Her fists clenched in her pockets.
This time, when she entered the hospital elevator, Emmaline told herself that she was prepared for what awaited her in room 7B. She stared at her own dulled reflection in the brass doors, until they slid open and revealed the hallway like a yawning mouth.
But even though she had prepared herself, the fear and the sadness overtook her anew, and the elevator doors had begun to close by the time she mustered the courage to step forward.
Oliver was still in his bed, and the tube was still in his mouth. Gully was still beside him. Monsieur and Madame DePaul were standing over both of their children, and their eyes were red and swollen.
“Emmaline.” Madame DePaul tried to smile, but she cried instead.
“Gully?” Emmaline whispered. He didn’t look at her, but he reached for her hand. He was wearing two scarves draped over his neck: one green and one red.

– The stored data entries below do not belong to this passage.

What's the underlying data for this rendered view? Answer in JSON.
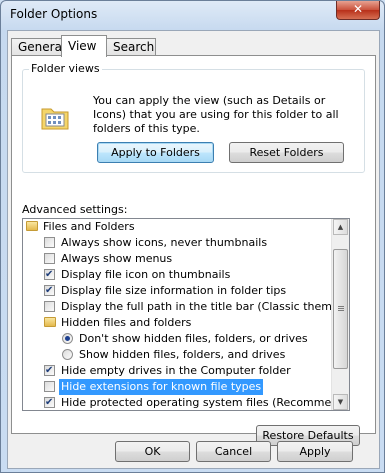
{
  "window": {
    "title": "Folder Options",
    "close_glyph": "✕"
  },
  "tabs": [
    {
      "label": "General"
    },
    {
      "label": "View"
    },
    {
      "label": "Search"
    }
  ],
  "folder_views": {
    "group_label": "Folder views",
    "description": "You can apply the view (such as Details or Icons) that you are using for this folder to all folders of this type.",
    "apply_button": "Apply to Folders",
    "reset_button": "Reset Folders"
  },
  "advanced": {
    "label": "Advanced settings:",
    "items": [
      {
        "type": "folder",
        "text": "Files and Folders"
      },
      {
        "type": "checkbox",
        "checked": false,
        "text": "Always show icons, never thumbnails"
      },
      {
        "type": "checkbox",
        "checked": false,
        "text": "Always show menus"
      },
      {
        "type": "checkbox",
        "checked": true,
        "text": "Display file icon on thumbnails"
      },
      {
        "type": "checkbox",
        "checked": true,
        "text": "Display file size information in folder tips"
      },
      {
        "type": "checkbox",
        "checked": false,
        "text": "Display the full path in the title bar (Classic theme only)"
      },
      {
        "type": "folder",
        "text": "Hidden files and folders"
      },
      {
        "type": "radio",
        "checked": true,
        "text": "Don't show hidden files, folders, or drives"
      },
      {
        "type": "radio",
        "checked": false,
        "text": "Show hidden files, folders, and drives"
      },
      {
        "type": "checkbox",
        "checked": true,
        "text": "Hide empty drives in the Computer folder"
      },
      {
        "type": "checkbox",
        "checked": false,
        "text": "Hide extensions for known file types",
        "selected": true
      },
      {
        "type": "checkbox",
        "checked": true,
        "text": "Hide protected operating system files (Recommended)"
      }
    ],
    "restore_button": "Restore Defaults"
  },
  "footer": {
    "ok": "OK",
    "cancel": "Cancel",
    "apply": "Apply"
  },
  "colors": {
    "selection": "#3399ff",
    "close_button": "#c9513b"
  }
}
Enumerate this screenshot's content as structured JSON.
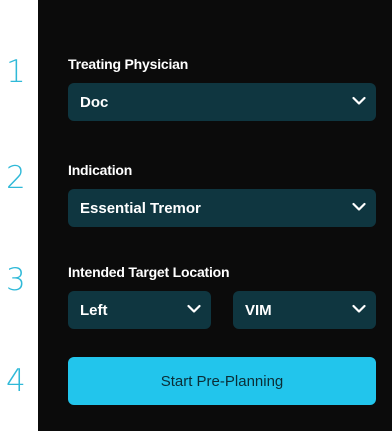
{
  "steps": [
    {
      "number": "1",
      "label": "Treating Physician",
      "value": "Doc"
    },
    {
      "number": "2",
      "label": "Indication",
      "value": "Essential Tremor"
    },
    {
      "number": "3",
      "label": "Intended Target Location",
      "side_value": "Left",
      "target_value": "VIM"
    }
  ],
  "action": {
    "number": "4",
    "label": "Start Pre-Planning"
  },
  "icons": {
    "dropdown": "chevron-down-icon"
  },
  "colors": {
    "panel_bg": "#0b0b0b",
    "select_bg": "#0f3640",
    "accent": "#22c5ec",
    "step_number": "#2fb9d8"
  }
}
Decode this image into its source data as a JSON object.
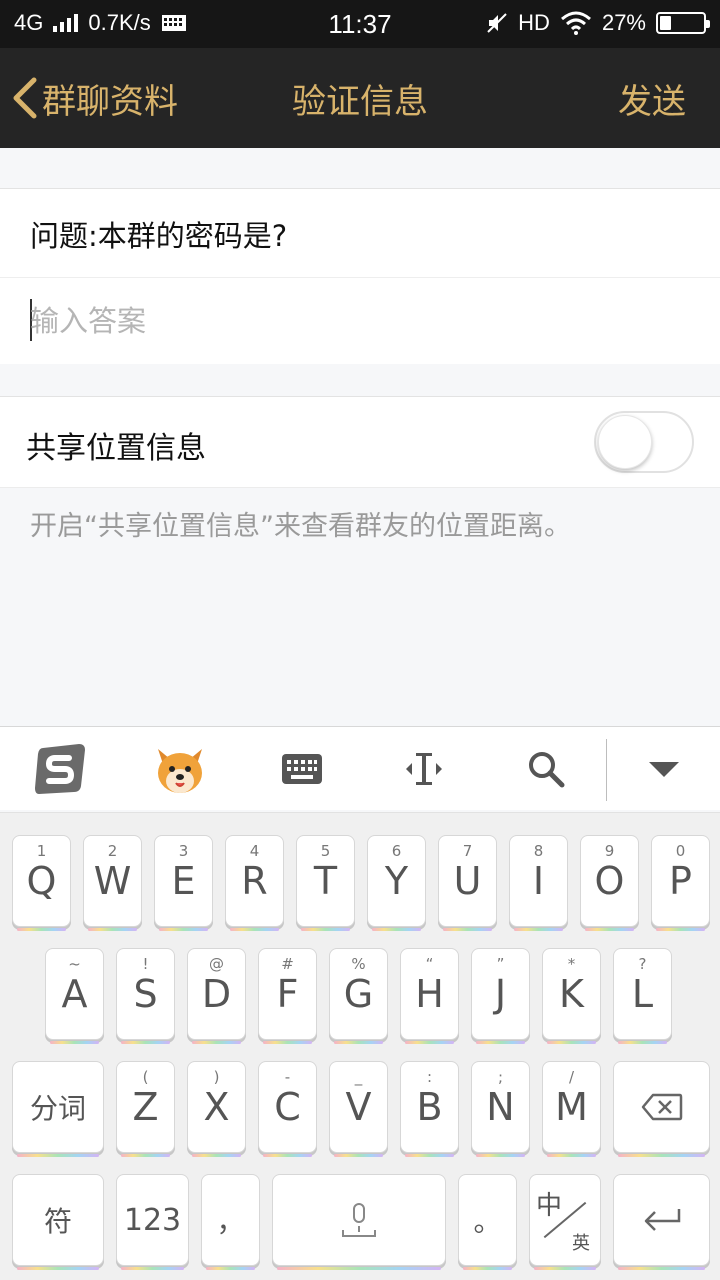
{
  "status_bar": {
    "network": "4G",
    "speed": "0.7K/s",
    "time": "11:37",
    "hd": "HD",
    "battery": "27%",
    "battery_level": 0.27
  },
  "nav": {
    "back_label": "群聊资料",
    "title": "验证信息",
    "send_label": "发送"
  },
  "form": {
    "question": "问题:本群的密码是?",
    "answer_value": "",
    "answer_placeholder": "输入答案"
  },
  "share": {
    "label": "共享位置信息",
    "enabled": false,
    "hint": "开启“共享位置信息”来查看群友的位置距离。"
  },
  "keyboard_toolbar": {
    "icons": [
      "sogou-logo-icon",
      "emoji-dog-icon",
      "keyboard-icon",
      "cursor-icon",
      "search-icon",
      "collapse-keyboard-icon"
    ]
  },
  "keyboard": {
    "row1": [
      {
        "main": "Q",
        "sub": "1"
      },
      {
        "main": "W",
        "sub": "2"
      },
      {
        "main": "E",
        "sub": "3"
      },
      {
        "main": "R",
        "sub": "4"
      },
      {
        "main": "T",
        "sub": "5"
      },
      {
        "main": "Y",
        "sub": "6"
      },
      {
        "main": "U",
        "sub": "7"
      },
      {
        "main": "I",
        "sub": "8"
      },
      {
        "main": "O",
        "sub": "9"
      },
      {
        "main": "P",
        "sub": "0"
      }
    ],
    "row2": [
      {
        "main": "A",
        "sub": "~"
      },
      {
        "main": "S",
        "sub": "!"
      },
      {
        "main": "D",
        "sub": "@"
      },
      {
        "main": "F",
        "sub": "#"
      },
      {
        "main": "G",
        "sub": "%"
      },
      {
        "main": "H",
        "sub": "“"
      },
      {
        "main": "J",
        "sub": "”"
      },
      {
        "main": "K",
        "sub": "*"
      },
      {
        "main": "L",
        "sub": "?"
      }
    ],
    "row3": [
      {
        "main": "Z",
        "sub": "("
      },
      {
        "main": "X",
        "sub": ")"
      },
      {
        "main": "C",
        "sub": "-"
      },
      {
        "main": "V",
        "sub": "_"
      },
      {
        "main": "B",
        "sub": ":"
      },
      {
        "main": "N",
        "sub": ";"
      },
      {
        "main": "M",
        "sub": "/"
      }
    ],
    "fenci": "分词",
    "fu": "符",
    "num": "123",
    "comma": "，",
    "period": "。",
    "zh": "中",
    "en": "英"
  }
}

She let him take her hand—the left hand, on which she wore her black lace glove—and she could feel that he was shaking.
Oliver was very still, aside from the way his chest rose and fell as air was forced through the tube.
Gully leaned close and whispered in her ear, “I told them to wait for you.”
Emmaline didn’t know what to say. If they had waited for her, she wished she’d taken more time walking here. She wished she had sailed around the world and back again first, just to keep air in Oliver’s lungs.
“Oliver is gone,” Madame DePaul said, and there was a wave of tears beating against the door of her words, trying to flood her. “And we have to say good-bye now.”
Good-bye. Emmaline had said the word a thousand times. Good-bye to the mailman after he’d delivered the mail, good-bye to her father as she left for school, good-bye to Gully, good-bye to Oliver, good-bye when she hung up the phone. But now the word felt like a mountain to climb, filled with monsters and fires. Good-bye felt impossible and cruel.